Friday, November 18, 2011

MOUNTING THE MONASTIC MOUNTAINTOP JUST DOWN THE STREET

We're all familiar with the scene. The serious seeker climbing the Tibetan mountaintop to meet the great guru to learn from his wisdom. Saints, sinners and the Beatles have all done it. Now may I suggest you and I can do it too. But without the tough climb...!

The quiet wisdom you seek resides in several large building complexes only a few miles from home. Any one of our city hospitals. Inside is the entire breadth and depth of life. From birth to disease to rehabilitation to death. The hundreds of white and grey gowned people therein are all part of the great drama. They stand at the ready to assist as we travel our destined human trajectory.

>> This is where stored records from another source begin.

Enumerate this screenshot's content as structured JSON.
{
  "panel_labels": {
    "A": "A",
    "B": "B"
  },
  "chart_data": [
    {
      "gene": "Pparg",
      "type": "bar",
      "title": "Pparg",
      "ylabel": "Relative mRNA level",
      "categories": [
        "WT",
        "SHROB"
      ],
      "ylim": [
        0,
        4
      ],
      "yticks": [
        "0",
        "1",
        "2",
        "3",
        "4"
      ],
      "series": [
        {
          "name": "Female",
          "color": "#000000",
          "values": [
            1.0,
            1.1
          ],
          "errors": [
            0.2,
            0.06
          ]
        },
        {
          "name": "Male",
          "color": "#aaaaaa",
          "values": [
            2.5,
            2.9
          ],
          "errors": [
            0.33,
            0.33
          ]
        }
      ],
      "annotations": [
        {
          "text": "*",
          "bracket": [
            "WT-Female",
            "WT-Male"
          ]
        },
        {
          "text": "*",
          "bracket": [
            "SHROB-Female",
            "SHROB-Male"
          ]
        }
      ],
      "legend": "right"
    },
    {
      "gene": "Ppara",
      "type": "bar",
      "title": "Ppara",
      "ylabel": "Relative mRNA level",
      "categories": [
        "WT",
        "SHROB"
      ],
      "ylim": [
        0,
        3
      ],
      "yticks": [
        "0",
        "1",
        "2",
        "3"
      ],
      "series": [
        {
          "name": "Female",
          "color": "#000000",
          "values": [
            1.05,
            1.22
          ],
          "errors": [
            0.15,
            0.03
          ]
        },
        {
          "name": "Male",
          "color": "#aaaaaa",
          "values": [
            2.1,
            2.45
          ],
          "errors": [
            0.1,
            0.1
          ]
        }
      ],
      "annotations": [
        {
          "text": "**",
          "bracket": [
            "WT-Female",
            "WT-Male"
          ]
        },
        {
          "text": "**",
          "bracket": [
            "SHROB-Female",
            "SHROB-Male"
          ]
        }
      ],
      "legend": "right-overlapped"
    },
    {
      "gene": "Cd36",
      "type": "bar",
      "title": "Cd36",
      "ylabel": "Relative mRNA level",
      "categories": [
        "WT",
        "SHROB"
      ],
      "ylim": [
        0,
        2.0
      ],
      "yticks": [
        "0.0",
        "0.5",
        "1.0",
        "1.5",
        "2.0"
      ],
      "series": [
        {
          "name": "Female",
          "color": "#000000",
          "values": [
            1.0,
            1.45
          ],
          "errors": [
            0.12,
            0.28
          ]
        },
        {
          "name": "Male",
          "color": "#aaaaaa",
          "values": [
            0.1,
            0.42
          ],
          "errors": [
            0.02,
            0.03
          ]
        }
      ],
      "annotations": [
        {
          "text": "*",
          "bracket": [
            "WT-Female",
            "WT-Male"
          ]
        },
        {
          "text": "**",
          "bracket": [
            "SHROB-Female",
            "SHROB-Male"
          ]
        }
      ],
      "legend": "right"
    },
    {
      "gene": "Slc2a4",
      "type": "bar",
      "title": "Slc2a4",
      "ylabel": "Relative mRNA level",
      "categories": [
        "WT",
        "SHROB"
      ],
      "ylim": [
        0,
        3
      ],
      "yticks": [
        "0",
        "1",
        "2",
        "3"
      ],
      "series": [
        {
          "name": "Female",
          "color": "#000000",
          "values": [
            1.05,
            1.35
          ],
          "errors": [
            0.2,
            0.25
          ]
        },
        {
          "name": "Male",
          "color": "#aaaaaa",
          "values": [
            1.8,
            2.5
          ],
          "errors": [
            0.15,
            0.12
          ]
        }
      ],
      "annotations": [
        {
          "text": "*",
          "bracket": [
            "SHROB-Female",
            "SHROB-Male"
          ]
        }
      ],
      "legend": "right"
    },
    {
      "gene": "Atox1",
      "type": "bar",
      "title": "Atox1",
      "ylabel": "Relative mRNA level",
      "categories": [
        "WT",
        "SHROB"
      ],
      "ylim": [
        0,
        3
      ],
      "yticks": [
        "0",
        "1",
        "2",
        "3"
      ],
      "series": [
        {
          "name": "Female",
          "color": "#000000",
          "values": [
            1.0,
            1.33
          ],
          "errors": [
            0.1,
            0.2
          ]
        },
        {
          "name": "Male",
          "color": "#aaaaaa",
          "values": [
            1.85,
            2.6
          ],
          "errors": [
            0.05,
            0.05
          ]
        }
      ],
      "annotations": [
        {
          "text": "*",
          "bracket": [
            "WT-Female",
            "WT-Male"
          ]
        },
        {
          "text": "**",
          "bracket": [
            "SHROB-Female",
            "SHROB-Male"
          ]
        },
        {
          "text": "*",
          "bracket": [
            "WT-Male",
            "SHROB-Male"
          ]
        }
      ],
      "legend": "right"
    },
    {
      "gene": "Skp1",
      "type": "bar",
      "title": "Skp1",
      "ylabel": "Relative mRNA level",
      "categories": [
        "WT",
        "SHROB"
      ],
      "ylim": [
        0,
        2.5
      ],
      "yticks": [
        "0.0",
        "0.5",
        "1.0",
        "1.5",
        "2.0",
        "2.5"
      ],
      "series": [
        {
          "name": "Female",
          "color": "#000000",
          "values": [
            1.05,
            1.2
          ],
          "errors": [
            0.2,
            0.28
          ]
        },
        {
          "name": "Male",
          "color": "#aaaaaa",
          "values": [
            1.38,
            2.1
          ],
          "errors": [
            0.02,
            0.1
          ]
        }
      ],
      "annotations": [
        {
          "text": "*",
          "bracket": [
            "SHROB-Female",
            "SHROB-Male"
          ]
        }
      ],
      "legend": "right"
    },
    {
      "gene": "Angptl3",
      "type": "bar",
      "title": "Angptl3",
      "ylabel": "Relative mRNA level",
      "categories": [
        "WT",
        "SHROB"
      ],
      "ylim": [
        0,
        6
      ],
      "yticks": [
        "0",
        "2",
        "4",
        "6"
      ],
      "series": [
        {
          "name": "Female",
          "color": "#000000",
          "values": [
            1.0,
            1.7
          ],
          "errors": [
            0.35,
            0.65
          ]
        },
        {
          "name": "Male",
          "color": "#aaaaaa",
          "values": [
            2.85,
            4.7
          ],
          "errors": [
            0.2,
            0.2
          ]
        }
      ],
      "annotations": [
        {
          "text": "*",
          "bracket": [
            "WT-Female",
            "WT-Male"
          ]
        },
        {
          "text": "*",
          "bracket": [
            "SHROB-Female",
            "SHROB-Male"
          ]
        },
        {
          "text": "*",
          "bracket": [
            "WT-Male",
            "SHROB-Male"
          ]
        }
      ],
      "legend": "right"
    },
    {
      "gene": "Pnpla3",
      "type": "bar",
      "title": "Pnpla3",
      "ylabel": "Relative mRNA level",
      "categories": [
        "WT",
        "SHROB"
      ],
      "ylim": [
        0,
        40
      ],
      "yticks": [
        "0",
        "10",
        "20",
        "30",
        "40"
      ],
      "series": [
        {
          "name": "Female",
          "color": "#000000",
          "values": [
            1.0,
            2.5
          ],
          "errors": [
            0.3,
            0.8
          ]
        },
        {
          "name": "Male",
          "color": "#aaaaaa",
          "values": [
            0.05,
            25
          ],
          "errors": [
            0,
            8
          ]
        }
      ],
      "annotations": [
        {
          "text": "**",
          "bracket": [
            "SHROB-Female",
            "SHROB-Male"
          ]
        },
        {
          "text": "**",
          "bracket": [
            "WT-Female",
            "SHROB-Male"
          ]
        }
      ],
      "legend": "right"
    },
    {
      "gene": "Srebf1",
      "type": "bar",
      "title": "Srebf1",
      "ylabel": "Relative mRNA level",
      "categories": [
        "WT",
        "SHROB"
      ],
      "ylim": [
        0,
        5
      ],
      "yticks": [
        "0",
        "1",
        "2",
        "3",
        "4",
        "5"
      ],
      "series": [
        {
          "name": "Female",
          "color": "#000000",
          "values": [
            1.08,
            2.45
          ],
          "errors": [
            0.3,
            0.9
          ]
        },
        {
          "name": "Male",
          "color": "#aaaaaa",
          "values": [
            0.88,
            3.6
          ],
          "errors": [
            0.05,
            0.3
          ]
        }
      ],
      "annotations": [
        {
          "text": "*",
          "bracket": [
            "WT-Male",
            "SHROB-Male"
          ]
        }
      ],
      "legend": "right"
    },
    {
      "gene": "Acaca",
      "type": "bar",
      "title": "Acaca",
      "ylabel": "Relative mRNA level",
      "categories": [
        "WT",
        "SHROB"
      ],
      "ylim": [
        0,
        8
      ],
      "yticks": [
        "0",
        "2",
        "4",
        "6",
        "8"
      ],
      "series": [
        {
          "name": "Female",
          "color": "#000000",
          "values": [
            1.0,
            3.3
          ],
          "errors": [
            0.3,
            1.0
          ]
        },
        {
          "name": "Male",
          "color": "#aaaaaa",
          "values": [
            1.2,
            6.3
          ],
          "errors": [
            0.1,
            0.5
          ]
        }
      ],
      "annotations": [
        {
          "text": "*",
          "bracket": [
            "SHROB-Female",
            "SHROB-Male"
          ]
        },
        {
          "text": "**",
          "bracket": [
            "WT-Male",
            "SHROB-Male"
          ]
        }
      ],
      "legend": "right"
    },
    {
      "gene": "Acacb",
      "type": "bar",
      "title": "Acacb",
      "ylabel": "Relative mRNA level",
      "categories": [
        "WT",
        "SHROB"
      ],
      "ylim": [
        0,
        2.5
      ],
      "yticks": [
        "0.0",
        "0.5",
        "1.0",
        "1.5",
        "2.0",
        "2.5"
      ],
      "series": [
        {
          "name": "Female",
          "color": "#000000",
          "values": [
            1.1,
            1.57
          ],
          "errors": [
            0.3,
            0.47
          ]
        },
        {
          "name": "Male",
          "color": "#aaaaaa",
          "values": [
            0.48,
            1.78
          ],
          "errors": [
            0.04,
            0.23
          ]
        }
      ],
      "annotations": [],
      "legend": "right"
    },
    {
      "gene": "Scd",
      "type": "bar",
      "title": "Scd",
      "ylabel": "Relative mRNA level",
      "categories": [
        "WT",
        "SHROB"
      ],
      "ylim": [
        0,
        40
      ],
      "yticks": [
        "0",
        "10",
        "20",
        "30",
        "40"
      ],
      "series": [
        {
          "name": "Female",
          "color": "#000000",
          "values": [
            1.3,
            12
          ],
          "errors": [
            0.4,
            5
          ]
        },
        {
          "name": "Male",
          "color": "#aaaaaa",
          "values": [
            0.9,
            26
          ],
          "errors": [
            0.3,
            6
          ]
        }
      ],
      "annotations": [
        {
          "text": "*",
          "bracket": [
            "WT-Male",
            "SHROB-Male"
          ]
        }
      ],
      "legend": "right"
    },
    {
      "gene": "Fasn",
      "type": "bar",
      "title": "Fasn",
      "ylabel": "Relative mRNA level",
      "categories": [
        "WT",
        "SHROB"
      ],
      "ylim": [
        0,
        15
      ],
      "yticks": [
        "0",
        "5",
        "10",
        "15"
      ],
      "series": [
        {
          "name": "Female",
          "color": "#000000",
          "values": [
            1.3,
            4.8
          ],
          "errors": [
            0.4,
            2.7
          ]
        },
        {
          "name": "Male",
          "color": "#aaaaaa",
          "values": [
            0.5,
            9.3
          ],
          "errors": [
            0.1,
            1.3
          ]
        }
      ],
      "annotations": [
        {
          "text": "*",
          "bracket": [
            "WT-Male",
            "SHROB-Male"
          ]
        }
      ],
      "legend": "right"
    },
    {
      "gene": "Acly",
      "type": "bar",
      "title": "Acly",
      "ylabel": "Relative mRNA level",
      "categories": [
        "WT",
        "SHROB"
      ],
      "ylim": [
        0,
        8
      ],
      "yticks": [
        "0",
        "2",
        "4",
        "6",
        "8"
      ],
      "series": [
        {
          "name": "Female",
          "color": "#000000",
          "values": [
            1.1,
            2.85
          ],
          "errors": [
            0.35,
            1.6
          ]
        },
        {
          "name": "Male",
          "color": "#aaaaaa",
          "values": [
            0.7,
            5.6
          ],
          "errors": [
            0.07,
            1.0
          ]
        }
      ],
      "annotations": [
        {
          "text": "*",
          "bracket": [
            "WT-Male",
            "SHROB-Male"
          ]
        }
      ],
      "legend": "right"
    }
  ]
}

Forget the glistening post-natal cubicles, MRIs, radiology guns, and surgical instruments. They're merely the occasional tools used during the great drama. What counts most here is what cannot most be seen here. The skills...the experience... the compassion behind the busy hands, gloves, and masks. These are what help bring us into life, back into health, or at the end into the Big Sleep. While outside these buildings athletes, celebrities, pundits and politicians prattle on about what is important...these few inside here are the great companions along this sudden back-road to our travels.

What I'm saying -- from a good deal of experience inside these secular monasteries -- is that once you're inside one it clears your head and heart of an awful lot of trivia from the outside. Inside here very little is trivial. Perhaps a birth! a cure! a death! If ever you're going to get in touch with what makes your life make sense, it won't be at Wrigley Field! Soldier Fields! the Chicago Theatre! or even the Field Museum!

They're about our entertainment. Hospitals are about our existence. So, please, a little more respect for the place we most hate to think about.